Osmanlı’nın derebeylik sistemi altında yaşayan farklı etnik grupları Batılı devletler Fransız Devriminin mesajları olan özgürlük, kardeşlik ve eşitlik unsurlarıyla ele geçirmişler ve bu grupları silahlandırmışlardı. Osmanlının başına bela olan isyanlar ve ayaklanmaların sebebi de budur. Amerika ve Avrupalı emperyalist güçleri bu etnik gruplara özgürlük vaat ediyordu. Halbuki Avrupa kuzu postunda bir kurttu. Üretim araçlarını kullanarak emperyalist bir seviyeye ulaşmış ve Osmanlıdan ayrılan her toprak parçasına perde arkasından el koyacak ve oradaki halkı da köleleştirecekti. Osmanlı içindeki etnik grupları bu vaatlerle zehirlemiş ve kendine bağlı ajan grup yapmıştı. Sonra ne oldu Osmanlıdan kopan kim varsa köle olmadı mı Ortadoğu coğrafyasında. Ya İngiltere’nin ya Amerika’nın ya da Sovyetlerin oyuncağı olmadılar mı?

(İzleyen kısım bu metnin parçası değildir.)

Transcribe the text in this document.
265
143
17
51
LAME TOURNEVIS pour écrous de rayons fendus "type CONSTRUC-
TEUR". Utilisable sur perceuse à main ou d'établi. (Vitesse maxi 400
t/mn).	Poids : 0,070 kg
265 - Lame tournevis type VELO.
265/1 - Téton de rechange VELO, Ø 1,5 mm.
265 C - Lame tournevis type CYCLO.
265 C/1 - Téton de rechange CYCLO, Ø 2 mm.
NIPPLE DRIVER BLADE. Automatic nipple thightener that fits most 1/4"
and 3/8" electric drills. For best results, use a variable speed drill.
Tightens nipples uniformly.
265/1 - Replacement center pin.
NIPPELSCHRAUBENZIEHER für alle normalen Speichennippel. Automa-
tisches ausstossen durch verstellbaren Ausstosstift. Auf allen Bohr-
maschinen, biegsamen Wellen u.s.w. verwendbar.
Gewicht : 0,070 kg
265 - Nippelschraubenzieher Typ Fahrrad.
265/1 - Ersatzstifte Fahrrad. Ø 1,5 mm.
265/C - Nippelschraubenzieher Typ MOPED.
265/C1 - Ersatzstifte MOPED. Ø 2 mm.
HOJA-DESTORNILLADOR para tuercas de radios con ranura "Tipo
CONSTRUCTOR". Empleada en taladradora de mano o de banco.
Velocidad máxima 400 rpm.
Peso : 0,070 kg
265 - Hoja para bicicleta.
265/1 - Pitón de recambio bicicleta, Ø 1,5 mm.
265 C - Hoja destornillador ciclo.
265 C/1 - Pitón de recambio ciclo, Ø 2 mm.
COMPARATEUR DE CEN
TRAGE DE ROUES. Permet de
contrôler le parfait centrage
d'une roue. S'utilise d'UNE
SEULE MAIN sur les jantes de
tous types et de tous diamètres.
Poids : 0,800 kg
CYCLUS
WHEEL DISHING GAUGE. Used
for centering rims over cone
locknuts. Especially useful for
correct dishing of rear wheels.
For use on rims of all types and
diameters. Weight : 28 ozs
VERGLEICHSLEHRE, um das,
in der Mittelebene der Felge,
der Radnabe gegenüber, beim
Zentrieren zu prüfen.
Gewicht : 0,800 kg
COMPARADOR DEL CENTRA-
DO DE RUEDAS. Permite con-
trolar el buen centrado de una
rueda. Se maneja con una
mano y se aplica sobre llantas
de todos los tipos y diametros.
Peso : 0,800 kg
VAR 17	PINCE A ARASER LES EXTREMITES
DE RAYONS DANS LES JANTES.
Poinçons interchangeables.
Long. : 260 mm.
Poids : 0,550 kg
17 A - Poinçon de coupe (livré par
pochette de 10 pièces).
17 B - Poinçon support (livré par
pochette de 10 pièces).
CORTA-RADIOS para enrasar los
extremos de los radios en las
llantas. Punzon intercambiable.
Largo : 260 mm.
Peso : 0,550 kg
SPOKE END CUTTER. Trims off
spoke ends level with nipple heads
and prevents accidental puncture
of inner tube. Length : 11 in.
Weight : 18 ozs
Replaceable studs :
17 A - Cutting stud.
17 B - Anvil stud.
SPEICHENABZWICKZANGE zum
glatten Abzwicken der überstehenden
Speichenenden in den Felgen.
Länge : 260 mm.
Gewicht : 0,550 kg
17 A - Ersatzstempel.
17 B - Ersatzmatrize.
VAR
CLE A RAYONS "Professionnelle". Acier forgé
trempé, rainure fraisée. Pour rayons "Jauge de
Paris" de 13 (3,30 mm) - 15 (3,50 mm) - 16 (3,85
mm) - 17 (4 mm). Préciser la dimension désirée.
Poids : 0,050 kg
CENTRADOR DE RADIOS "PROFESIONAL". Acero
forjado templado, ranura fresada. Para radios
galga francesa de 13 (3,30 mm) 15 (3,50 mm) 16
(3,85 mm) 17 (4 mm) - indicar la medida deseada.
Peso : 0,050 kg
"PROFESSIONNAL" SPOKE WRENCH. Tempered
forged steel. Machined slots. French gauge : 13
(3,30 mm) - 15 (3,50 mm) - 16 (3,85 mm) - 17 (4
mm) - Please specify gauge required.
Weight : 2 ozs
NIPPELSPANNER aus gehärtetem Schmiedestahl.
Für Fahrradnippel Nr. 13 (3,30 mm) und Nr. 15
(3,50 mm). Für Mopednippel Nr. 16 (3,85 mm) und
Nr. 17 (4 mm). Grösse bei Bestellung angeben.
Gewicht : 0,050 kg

Bu kadar İnkılap tarihi yeter dönelim mi günümüze. Tam tamına ABD’de 106 yıldır sürüncemede bırakılan Ermeni meselesi geçen hafta başka bir boyuta devşirildi. ABD Başkanı Biden soykırım kelimesini kullandı. Peki neden? Neden olacak canım, tabii ki de Türkiye Yakındoğu’da Ortadoğu’da hakkını aramaya kalktı da ondan. Bugün neden Ermenistan ile Türkiye baş başa masaya oturup kendi inisiyatifleri ile karar alıp, anlaşma yapamıyor hiç düşündünüz mü? Çünkü bölgede çok fazla altın, petrol ve doğal gaz var. Ayrıca bölgenin nüfusu da bu kaynakları hem yönetecek hem de koruyacak miktarda. Yerelleri birbirine vurdurmak en iyi yaptıkları iş değil mi?